Skills Activity: Review the main points of the lesson. Since meditation is not a common practice in our world (although some might claim the term “mindfulness” used in education is the same – it’s really a bit different), your Bible students will need help in developing practical ways for them to meditate on God’s words.
The most difficult part of meditation or reflection for many of your students will be the ability to focus on God’s words and what they mean for their lives for even several minutes. They may struggle almost as much as they would in standard meditation when one has to keep a blank mind.
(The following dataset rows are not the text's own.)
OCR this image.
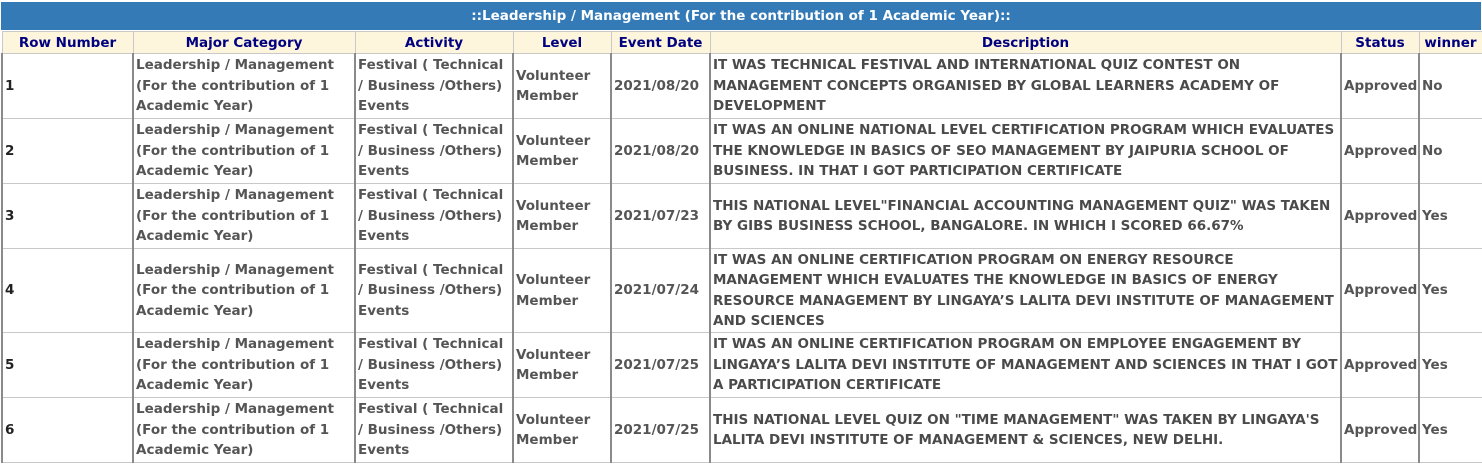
::Leadership / Management (For the contribution of 1 Academic Year)::
Row Number	Major Category	Activity	Level	Event Date	Description	Status	winner
1	Leadership / Management (For the contribution of 1 Academic Year)	Festival ( Technical / Business /Others) Events	Volunteer Member	2021/08/20	IT WAS TECHNICAL FESTIVAL AND INTERNATIONAL QUIZ CONTEST ON MANAGEMENT CONCEPTS ORGANISED BY GLOBAL LEARNERS ACADEMY OF DEVELOPMENT	Approved	No
2	Leadership / Management (For the contribution of 1 Academic Year)	Festival ( Technical / Business /Others) Events	Volunteer Member	2021/08/20	IT WAS AN ONLINE NATIONAL LEVEL CERTIFICATION PROGRAM WHICH EVALUATES THE KNOWLEDGE IN BASICS OF SEO MANAGEMENT BY JAIPURIA SCHOOL OF BUSINESS. IN THAT I GOT PARTICIPATION CERTIFICATE	Approved	No
3	Leadership / Management (For the contribution of 1 Academic Year)	Festival ( Technical / Business /Others) Events	Volunteer Member	2021/07/23	THIS NATIONAL LEVEL"FINANCIAL ACCOUNTING MANAGEMENT QUIZ" WAS TAKEN BY GIBS BUSINESS SCHOOL, BANGALORE. IN WHICH I SCORED 66.67%	Approved	Yes
4	Leadership / Management (For the contribution of 1 Academic Year)	Festival ( Technical / Business /Others) Events	Volunteer Member	2021/07/24	IT WAS AN ONLINE CERTIFICATION PROGRAM ON ENERGY RESOURCE MANAGEMENT WHICH EVALUATES THE KNOWLEDGE IN BASICS OF ENERGY RESOURCE MANAGEMENT BY LINGAYA’S LALITA DEVI INSTITUTE OF MANAGEMENT AND SCIENCES	Approved	Yes
5	Leadership / Management (For the contribution of 1 Academic Year)	Festival ( Technical / Business /Others) Events	Volunteer Member	2021/07/25	IT WAS AN ONLINE CERTIFICATION PROGRAM ON EMPLOYEE ENGAGEMENT BY LINGAYA’S LALITA DEVI INSTITUTE OF MANAGEMENT AND SCIENCES IN THAT I GOT A PARTICIPATION CERTIFICATE	Approved	Yes
6	Leadership / Management (For the contribution of 1 Academic Year)	Festival ( Technical / Business /Others) Events	Volunteer Member	2021/07/25	THIS NATIONAL LEVEL QUIZ ON "TIME MANAGEMENT" WAS TAKEN BY LINGAYA'S LALITA DEVI INSTITUTE OF MANAGEMENT & SCIENCES, NEW DELHI.	Approved	Yes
It can be helpful to give them some ideas that will help them stay focused on God’s words for long enough to get some benefit from them.
Let students experiment with some of these ideas in class and when applicable give them materials to continue their meditation or reflection at home in the ways that seemed to work best for them. For most, if not all, this will also be a new habit they need to establish. Giving them tips, ideas and encouragement can make it more likely this will become a habit – a spiritual discipline – for their entire life.
Here are some ideas to try:
- Scripture coloring pages
- Bible journaling in a wide margin Bible or notebook
- Creating scripture art
- Scripture shawl (knitting a shawl or scarf for someone while meditating on specific verses)
- Memorizing the verse(s)
- Refer to it on their Bible app multiple times during the day
- Rewriting the verse in their own words
- Writing a children’s book based on the verse or passage
- Draw a scripture map showing other scriptures and stories to which the verse or passage connects
- Pray the verse or passage
- Think about all of the ways the verse or passage could or should apply to life
- Think about what change or changes need to be made to better obey the command or precept in the verse
- Think about how the world would change if everyone obeyed the command or precept in the text
- Think about how this verse or passage could be explained to others so they would be interested in obeying it or at least learning more about God
It’s important to note that for many students deciding the verse or passage on which to meditate can be a stumbling block. There are some creative ways to help.
- Encourage them to use the Bible verse of the day as the scripture on which to meditate
- Let the class work together to create a month’s worth of suggestions with a different verse each day
- Pick a book of the Bible, like Proverbs. Encourage students to read a chapter each day and then post or text a verse they want to meditate on for either that day or the next day
- Text students a verse for them to meditate on each day
Application Challenge: Read the scriptures from the lesson. Choose one of the verses from the study to meditate on each day this week. What works best for you when you try to meditate on scripture…time of day, location, lighting, noise level, activity, verses, etc. Experiment until you find the conditions that help you have the most productive time meditating on God’s words.